Solution Approach 2:
The patent introduces an intermediary machine learning model between the installer and the physical equipment. This model acts as a mediator that processes installation requirements, equipment specifications, and environmental factors to generate optimized installation plans, reducing direct human error while maintaining installation simplicity.
2Productivity
If machine learning models are used to generate optimal layouts, then system performance improves, but computational complexity increases
Solution Approach 1:
The machine learning model is trained in advance on comprehensive datasets including equipment specifications, installation environments, and historical error patterns.
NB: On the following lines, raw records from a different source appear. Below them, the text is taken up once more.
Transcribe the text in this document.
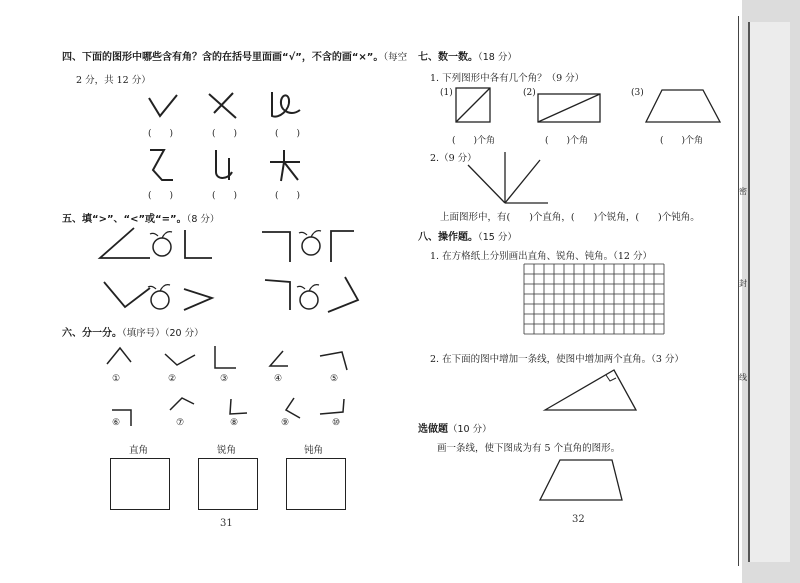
四、下面的图形中哪些含有角？含的在括号里面画“√”，不含的画“×”。（每空
2 分，共 12 分）
(　　)	(　　)	(　　)
(　　)	(　　)	(　　)
五、填“>”、“<”或“=”。（8 分）
六、分一分。（填序号）（20 分）
①	②	③	④	⑤
⑥	⑦	⑧	⑨	⑩
直角	锐角	钝角
31
七、数一数。（18 分）
1. 下列图形中各有几个角？（9 分）
(1)	(2)	(3)
(　　)个角	(　　)个角	(　　)个角
2.（9 分）
上面图形中，有(　　)个直角，(　　)个锐角，(　　)个钝角。
八、操作题。（15 分）
1. 在方格纸上分别画出直角、锐角、钝角。（12 分）
2. 在下面的图中增加一条线，使图中增加两个直角。（3 分）
选做题（10 分）
画一条线，使下图成为有 5 个直角的图形。
32
密
封
线
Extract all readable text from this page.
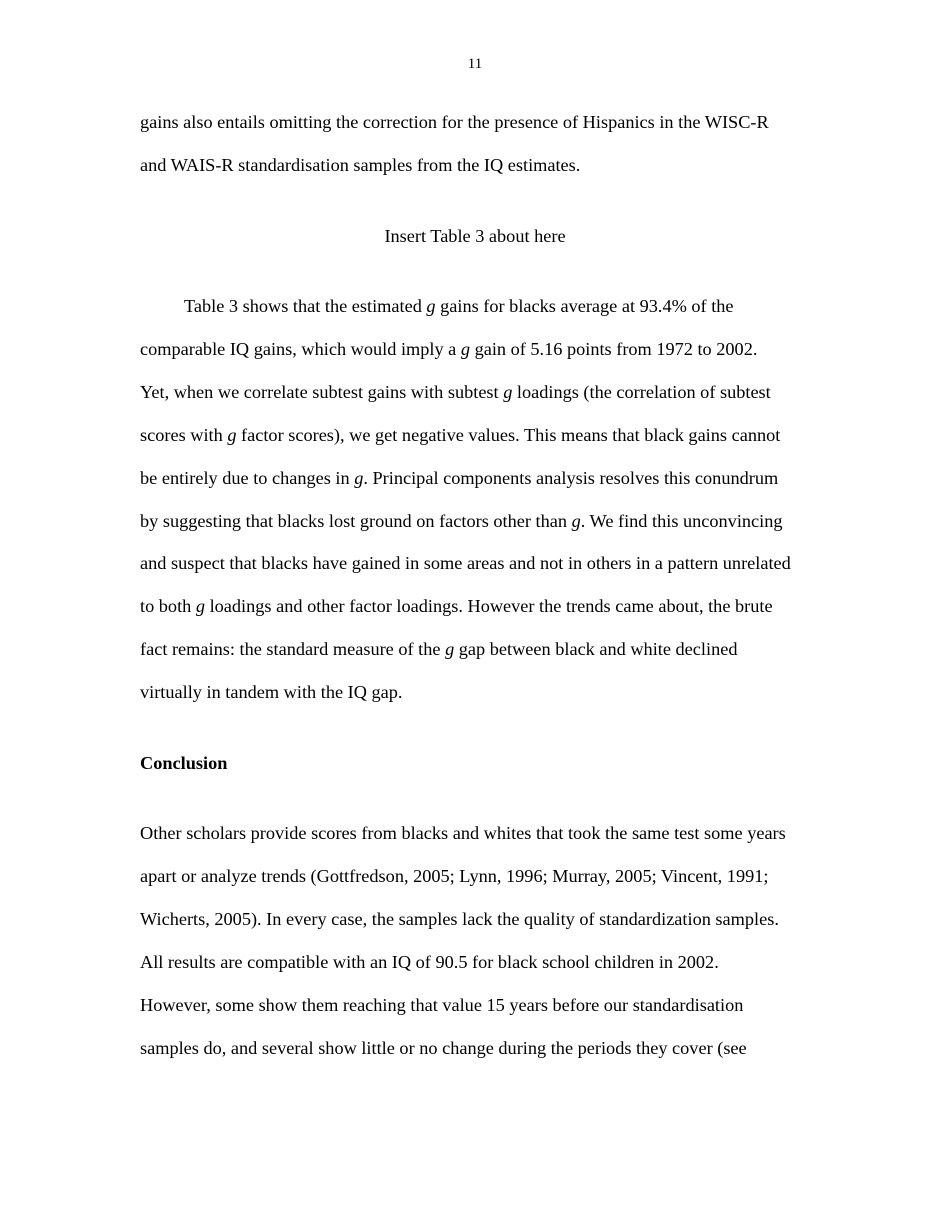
11
gains also entails omitting the correction for the presence of Hispanics in the WISC-R
and WAIS-R standardisation samples from the IQ estimates.
Insert Table 3 about here
Table 3 shows that the estimated g gains for blacks average at 93.4% of the
comparable IQ gains, which would imply a g gain of 5.16 points from 1972 to 2002.
Yet, when we correlate subtest gains with subtest g loadings (the correlation of subtest
scores with g factor scores), we get negative values. This means that black gains cannot
be entirely due to changes in g. Principal components analysis resolves this conundrum
by suggesting that blacks lost ground on factors other than g. We find this unconvincing
and suspect that blacks have gained in some areas and not in others in a pattern unrelated
to both g loadings and other factor loadings. However the trends came about, the brute
fact remains: the standard measure of the g gap between black and white declined
virtually in tandem with the IQ gap.
Conclusion
Other scholars provide scores from blacks and whites that took the same test some years
apart or analyze trends (Gottfredson, 2005; Lynn, 1996; Murray, 2005; Vincent, 1991;
Wicherts, 2005). In every case, the samples lack the quality of standardization samples.
All results are compatible with an IQ of 90.5 for black school children in 2002.
However, some show them reaching that value 15 years before our standardisation
samples do, and several show little or no change during the periods they cover (see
This preliminary training enables the model to make rapid predictions during actual installation planning, achieving high productivity without requiring complex real-time computations.
Solution Approach 2:
The system creates a virtual digital twin or simulation environment that replicates the physical installation space. The machine learning model operates on this copied virtual representation, generating optimized layouts that can be visualized and validated before physical installation, improving productivity while containing computational complexity to the virtual domain.
Data Source
AI summary
Systems and methods are disclosed relating to the installation of building systems, such as security systems, using machine learning models, such as generative artificial intelligence models. For example, a method can include receiving a prompt indicating inputs from a user that represent components of a building system to be installed. The method can include applying the prompt to a machine learning model comprising at least one transformer, the machine learning model trained using one or more natural language prompts and example system installation data to cause the machine learning model to generate a target layout and installation for the building system. The method can further include presenting the layout for the system using at least one of a display device or an audio output device.